Wie ich zum Schreiben gekommen bin

Irgendwann vor ca. 15 Jahren nach einer für mich intensiv erlebten Situation, die ich durchlebte, überkam mich der tiefe Wunsch, diese niederzuschreiben. Ich hatte das starke Bedürfnis, dies auf eine poetische Weise, in Form von Gedichten zu versuchen. Es entstand das erste Gedicht von mir mit dem Titel „ Etwas Glück „. In Form  von Gedichten schaffte ich es plötzlich, viele meiner Gefühle, die tief in meinem Innersten vorhanden waren, meine Erfahrungen, Schmerzen, Enttäuschungen usw. auszudrücken und zu verarbeiten. Sie wurden für mich so etwas wie eine Autobiographie. Die meisten Gedichte davon schrieb ich nach dem Tod meiner Frau vor 10 Jahren, nachdem ich es in Freiburg, wo wir zusammen gelebt hatten, nicht länger dort, wo mich alles ständig an sie erinnerte, ertragen konnte. Ich flüchtete sozusagen nach Gran Canaria und lebte dort 6 Jahre. Bis mich eine schlimme Lungenerkrankung dazu zwang, nach  Deutschland zurück zu kehren, wodurch ich schließlich im Allgäu landete, und jetzt auch noch lebe.

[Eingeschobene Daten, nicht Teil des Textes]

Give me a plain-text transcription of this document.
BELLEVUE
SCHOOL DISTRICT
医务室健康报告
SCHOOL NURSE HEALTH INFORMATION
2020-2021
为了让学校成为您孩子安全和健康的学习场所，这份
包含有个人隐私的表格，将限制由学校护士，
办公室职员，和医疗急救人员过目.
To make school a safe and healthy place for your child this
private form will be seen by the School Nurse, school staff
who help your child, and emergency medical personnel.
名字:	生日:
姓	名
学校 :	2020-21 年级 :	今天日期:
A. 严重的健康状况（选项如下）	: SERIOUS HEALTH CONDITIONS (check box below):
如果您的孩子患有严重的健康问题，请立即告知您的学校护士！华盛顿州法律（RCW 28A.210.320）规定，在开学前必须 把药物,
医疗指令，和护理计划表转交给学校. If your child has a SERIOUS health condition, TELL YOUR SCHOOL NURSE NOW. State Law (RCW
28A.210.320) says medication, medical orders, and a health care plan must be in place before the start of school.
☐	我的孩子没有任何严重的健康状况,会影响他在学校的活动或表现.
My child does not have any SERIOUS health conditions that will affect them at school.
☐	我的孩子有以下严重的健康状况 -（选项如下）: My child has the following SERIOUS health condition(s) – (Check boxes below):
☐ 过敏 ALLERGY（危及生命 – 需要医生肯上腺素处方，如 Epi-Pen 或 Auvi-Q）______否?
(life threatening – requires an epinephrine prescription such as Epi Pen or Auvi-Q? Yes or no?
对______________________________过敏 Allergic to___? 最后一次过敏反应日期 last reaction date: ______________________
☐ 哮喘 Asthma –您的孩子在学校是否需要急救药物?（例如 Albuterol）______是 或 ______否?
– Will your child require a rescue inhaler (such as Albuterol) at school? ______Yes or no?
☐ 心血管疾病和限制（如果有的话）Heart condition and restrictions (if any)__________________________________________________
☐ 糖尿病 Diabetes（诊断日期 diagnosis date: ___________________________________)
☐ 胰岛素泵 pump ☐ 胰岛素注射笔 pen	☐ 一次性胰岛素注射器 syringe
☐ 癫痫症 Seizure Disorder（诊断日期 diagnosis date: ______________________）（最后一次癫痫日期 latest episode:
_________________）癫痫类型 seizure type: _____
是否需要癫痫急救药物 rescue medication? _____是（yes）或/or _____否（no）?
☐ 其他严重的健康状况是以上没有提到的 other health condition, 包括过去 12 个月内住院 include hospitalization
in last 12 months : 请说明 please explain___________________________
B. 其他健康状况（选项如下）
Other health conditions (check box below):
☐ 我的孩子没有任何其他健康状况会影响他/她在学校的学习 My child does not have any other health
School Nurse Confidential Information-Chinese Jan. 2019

Am Anfang hatte ich sehr große Schwierigkeiten damit, meine Gedichte auch anderen Menschen vorzutragen. Es fühle sich für mich so an, als würde ich mich in diesem Moment seelisch entkleiden, mein Intimstes preiszugeben. Nach und nach gelang mir dies aber doch immer mehr. Erst bei Freunden, dann später auch bei mir fremden Menschen. Ich saß zum Beispiel  in dieser Zeit auf Gran Canaria zusammen mit meinem Hund, der für mich eine besondere Rolle in meinem Leben spielt , da ich ihn dort im Alter von 3 Wochen in einer Mülltonne fand und wir uns sozusagen gegenseitig das Leben retteten, auf einem belebten Platz. ( manchmal denke ich , meine Frau würde in meinem Baby  „ Blümchen „ meinem Hund, weiterleben. Blümchen war der Spitzname meiner Frau ).  Dort stellte ich Lichter und Hundefiguren auf. Dann verschenkte ich außerdem noch  allmählich auch meine Gedichte oder trug sie vor. Die Rückmeldung der Menschen, denen ich diese anvertraute, war überwiegend positiv. Viele sagten mir, ich hätte die Begabung dazu,  in meinen Gedichten Gefühle ausdrücken, die sie auch empfinden, aber nicht so ausdrücken könnten. Oft kam es vor, das man mir sagte, sie hätten beim lesen oder vortragen ein kribbeln oder Gänsehaut gehabt. Sie baten mich, den Versuch zu machen, diese zu veröffentlichen, da ich bestimmt vielen anderen Menschen auch eine Freude machen könnte und ihnen  damit eine Hilfe sein könnte, ihre eigenen Gefühle zu verarbeiten. Auch find ich, das in unserer Zeit immer weniger Menschen den  Mut finden, über ihre Gefühle offen zu sprechen bzw. offen damit umzugehen. Vielleicht liegt darin auch ein wenig  mit der Wert meiner Gedichte und macht sie zu Gedichten der besonderen Art.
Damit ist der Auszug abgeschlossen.